21 Deze redenering kan niet worden aanvaard.

22 Volgens de rechtspraak van het Hof is het tot aanstelling bevoegd gezag niet gehouden bevorderingsbesluiten te motiveren jegens de niet-bevorderde kandidaten. Wel is het verplicht een besluit tot afwijzing van een door een niet bevorderde sollicitant ingediende klacht krachtens artikel 90, lid 2, van het Statuut, met redenen te omkleden (arrest van 30 oktober 1974, Grassi, zaak 188/73, Jurispr. 1974, blz. 1099), daar de redengeving van dit afwijzend besluit moet worden geacht samen te vallen met de redengeving van het besluit waartegen de klacht was gericht (zie de arresten van 27 oktober 1977, Moli, zaak 121/76, Jurispr. 1977, blz. 1971, en 13 april 1978, Mollet, zaak 75/77, Jurispr. 1978, blz. 897). Deze rechtspraak is ook van toepassing bij overplaatsing.
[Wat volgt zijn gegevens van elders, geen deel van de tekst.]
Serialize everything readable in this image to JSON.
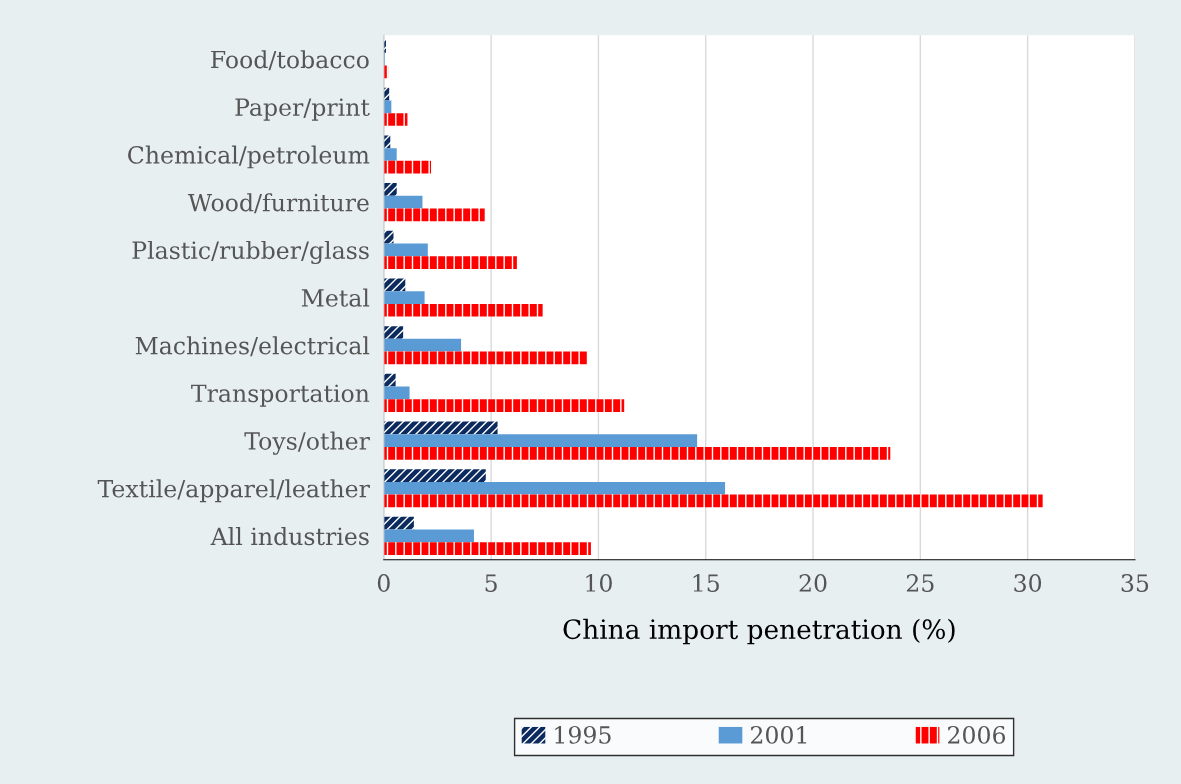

23 Weliswaar is het tot aanstelling bevoegd gezag in het algemeen niet gehouden tot beantwoording van een klacht, doch dit ligt anders wanneer het besluit waartegen de klacht is gericht niet met redenen is omkleed. Het Gerecht heeft er namelijk terecht op gewezen, dat een met redenen omkleed antwoord dat wordt gegeven nadat beroep is ingesteld, tegenover de belanghebbende én tegenover de rechter niet meer beantwoordt aan zijn doel.

24 Het Gerecht heeft dus terecht geoordeeld, dat het besluit houdende uitdrukkelijke afwijzing van Volgers klacht niet in aanmerking kon worden genomen, zodat het bestreden besluit moet worden nietigverklaard; op de andere door het Parlement aangevoerde middelen behoeft niet te worden ingegaan.

25 Uit een en ander volgt, dat dit middel moet worden afgewezen, en bijgevolg ook de hogere voorziening in haar geheel.

Beslissing inzake de kosten


Kosten

26 Ingevolge artikel 69, lid 2, van het Reglement voor de procesvoering moet de in het ongelijk gestelde partij in de kosten worden verwezen. Aangezien het Parlement in het ongelijk is gesteld, dient het te worden verwezen in de kosten, die van interveniënte daaronder begrepen.

Dictum


HET HOF VAN JUSTITIE (Derde kamer)

rechtdoende:

1) Wijst de hogere voorziening af.

2) Verwijst het Parlement in de kosten, die van interveniënte daaronder begrepen.